Because it’s a present to yourself? Because it’s about you, and the rest of your life feels like it isn’t? Because when you see those ads telling you you’re worth it, you cringe at the naffness while secretly agreeing? Because your life is lacking in luxe, and this cream will fix that? “There you go,” she said. “And if it does actually make me look better, it will be an added bonus.”

We all have, and frequent, an inner space that represents the gap between fantasy and reality. For women who wear make-up, that place, more often than not, is filled with cosmetics. It may be clichéd and sound reductive, but a harassed new mother buying herself a fabulous red lipstick will feel better. If she wears it, she’ll stop feeling like an elephant/scarecrow hybrid for half an hour, and convince herself she’s channelling Parisienne chic. But even if she doesn’t wear it, even if it sits at the bottom of her handbag, tossed among the nappies and the wipes and her keys and a slightly squashed banana, it will remind her of her other life the next time she’s rootling about for a headache pill — the life in which she is glamorous and is the kind of person who wears red lipstick, the life she’s not quite willing to give up on just yet. Even if that life isn’t a life she has ever had, or is ever likely to: that’s not the point. Cosmetics, to bastardise Wilde, represent the triumph of hope over experience.

Back in Selfridges, I have a chat with David Walker-Smith, the store’s director of beauty. He tells me that he brought his mum in to have a makeover at the Armani counter. “In the 1950s, women thought they just looked how they looked. Today, they all believe they could look amazing, if they knew how. And it’s true — they can. We have people here who can teach you the artistry required. I wanted to show my mum a bit of that.” Makeover complete, his mother went home. Her husband was away that night, so she slept in her make-up to show him the next day. I close my notebook: that story tells you everything you need to know about the power of cosmetics.

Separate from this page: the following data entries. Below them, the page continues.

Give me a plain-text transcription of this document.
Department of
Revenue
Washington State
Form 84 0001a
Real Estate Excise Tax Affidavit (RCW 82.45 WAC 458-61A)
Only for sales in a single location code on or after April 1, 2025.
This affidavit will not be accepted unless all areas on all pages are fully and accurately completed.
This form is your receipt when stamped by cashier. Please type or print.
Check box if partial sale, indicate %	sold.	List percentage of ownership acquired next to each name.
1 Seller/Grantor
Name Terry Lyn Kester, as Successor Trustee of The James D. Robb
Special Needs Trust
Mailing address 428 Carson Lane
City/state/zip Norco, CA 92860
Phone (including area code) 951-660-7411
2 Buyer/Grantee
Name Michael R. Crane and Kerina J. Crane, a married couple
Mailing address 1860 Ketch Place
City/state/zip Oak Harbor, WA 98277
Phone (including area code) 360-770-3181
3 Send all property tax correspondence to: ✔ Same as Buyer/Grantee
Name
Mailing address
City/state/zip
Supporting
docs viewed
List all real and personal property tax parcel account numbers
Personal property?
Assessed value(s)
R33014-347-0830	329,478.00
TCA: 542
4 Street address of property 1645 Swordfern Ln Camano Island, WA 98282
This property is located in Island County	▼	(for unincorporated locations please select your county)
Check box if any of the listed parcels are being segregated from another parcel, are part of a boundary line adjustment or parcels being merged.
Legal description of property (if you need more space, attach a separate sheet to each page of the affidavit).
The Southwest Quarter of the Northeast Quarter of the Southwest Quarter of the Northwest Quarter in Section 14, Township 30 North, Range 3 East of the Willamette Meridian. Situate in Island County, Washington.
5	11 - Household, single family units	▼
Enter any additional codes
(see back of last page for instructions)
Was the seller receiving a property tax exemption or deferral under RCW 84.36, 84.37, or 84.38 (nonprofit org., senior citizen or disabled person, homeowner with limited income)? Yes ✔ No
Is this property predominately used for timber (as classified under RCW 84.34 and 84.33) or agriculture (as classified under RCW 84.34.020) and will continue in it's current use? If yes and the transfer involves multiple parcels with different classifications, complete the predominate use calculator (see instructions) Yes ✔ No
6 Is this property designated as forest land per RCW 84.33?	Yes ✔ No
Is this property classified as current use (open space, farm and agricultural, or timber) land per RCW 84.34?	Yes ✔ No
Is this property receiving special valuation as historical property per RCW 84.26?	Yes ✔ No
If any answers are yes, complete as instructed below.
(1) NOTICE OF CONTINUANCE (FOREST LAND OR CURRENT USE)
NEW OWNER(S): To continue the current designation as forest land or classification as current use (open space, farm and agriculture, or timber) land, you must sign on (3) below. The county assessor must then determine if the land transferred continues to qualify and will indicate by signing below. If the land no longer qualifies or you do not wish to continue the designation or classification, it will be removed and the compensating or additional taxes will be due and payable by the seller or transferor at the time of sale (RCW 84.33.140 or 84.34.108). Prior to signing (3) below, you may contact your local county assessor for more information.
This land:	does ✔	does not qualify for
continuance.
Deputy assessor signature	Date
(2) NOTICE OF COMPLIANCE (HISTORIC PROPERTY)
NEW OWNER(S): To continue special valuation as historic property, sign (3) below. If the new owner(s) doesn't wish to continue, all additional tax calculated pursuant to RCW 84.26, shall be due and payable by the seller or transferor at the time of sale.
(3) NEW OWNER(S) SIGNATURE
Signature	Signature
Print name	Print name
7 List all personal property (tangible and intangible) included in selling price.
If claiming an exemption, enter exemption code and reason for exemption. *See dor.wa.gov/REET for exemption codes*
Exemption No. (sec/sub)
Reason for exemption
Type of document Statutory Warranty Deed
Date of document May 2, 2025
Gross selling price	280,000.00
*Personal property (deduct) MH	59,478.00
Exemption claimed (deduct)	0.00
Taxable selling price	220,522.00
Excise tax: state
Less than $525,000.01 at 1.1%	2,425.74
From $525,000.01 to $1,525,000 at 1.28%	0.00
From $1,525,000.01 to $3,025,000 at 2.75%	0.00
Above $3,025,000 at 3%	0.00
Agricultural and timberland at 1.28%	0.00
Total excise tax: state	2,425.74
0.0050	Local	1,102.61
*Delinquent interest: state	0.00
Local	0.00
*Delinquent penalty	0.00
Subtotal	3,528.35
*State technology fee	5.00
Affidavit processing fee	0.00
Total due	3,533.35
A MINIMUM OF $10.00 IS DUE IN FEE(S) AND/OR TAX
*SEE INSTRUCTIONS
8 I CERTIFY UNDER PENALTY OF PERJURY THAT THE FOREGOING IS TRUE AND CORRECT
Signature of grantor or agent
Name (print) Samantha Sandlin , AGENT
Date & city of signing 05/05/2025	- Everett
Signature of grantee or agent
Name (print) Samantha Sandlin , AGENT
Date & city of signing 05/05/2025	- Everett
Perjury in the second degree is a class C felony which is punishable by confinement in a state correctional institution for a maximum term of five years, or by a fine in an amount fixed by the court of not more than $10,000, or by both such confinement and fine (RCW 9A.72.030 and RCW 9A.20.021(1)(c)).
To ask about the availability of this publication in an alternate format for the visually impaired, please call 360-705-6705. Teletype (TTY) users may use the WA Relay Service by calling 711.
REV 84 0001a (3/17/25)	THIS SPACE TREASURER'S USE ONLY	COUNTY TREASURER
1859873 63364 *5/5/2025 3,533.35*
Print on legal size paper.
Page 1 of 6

Except, one last thing: “You’re right to say it’s all about transformation and magic,” Walker-Smith says, “but the other thing is, we now have products that work — products that keep their promises. Things really have evolved. Some of those wonder creams really are wonder creams; they really will make you look better.” Magic meets fact, at long last. I’m supposed to go home, but I spend another hour wandering round the beauty hall, my faith not only intact, but renewed.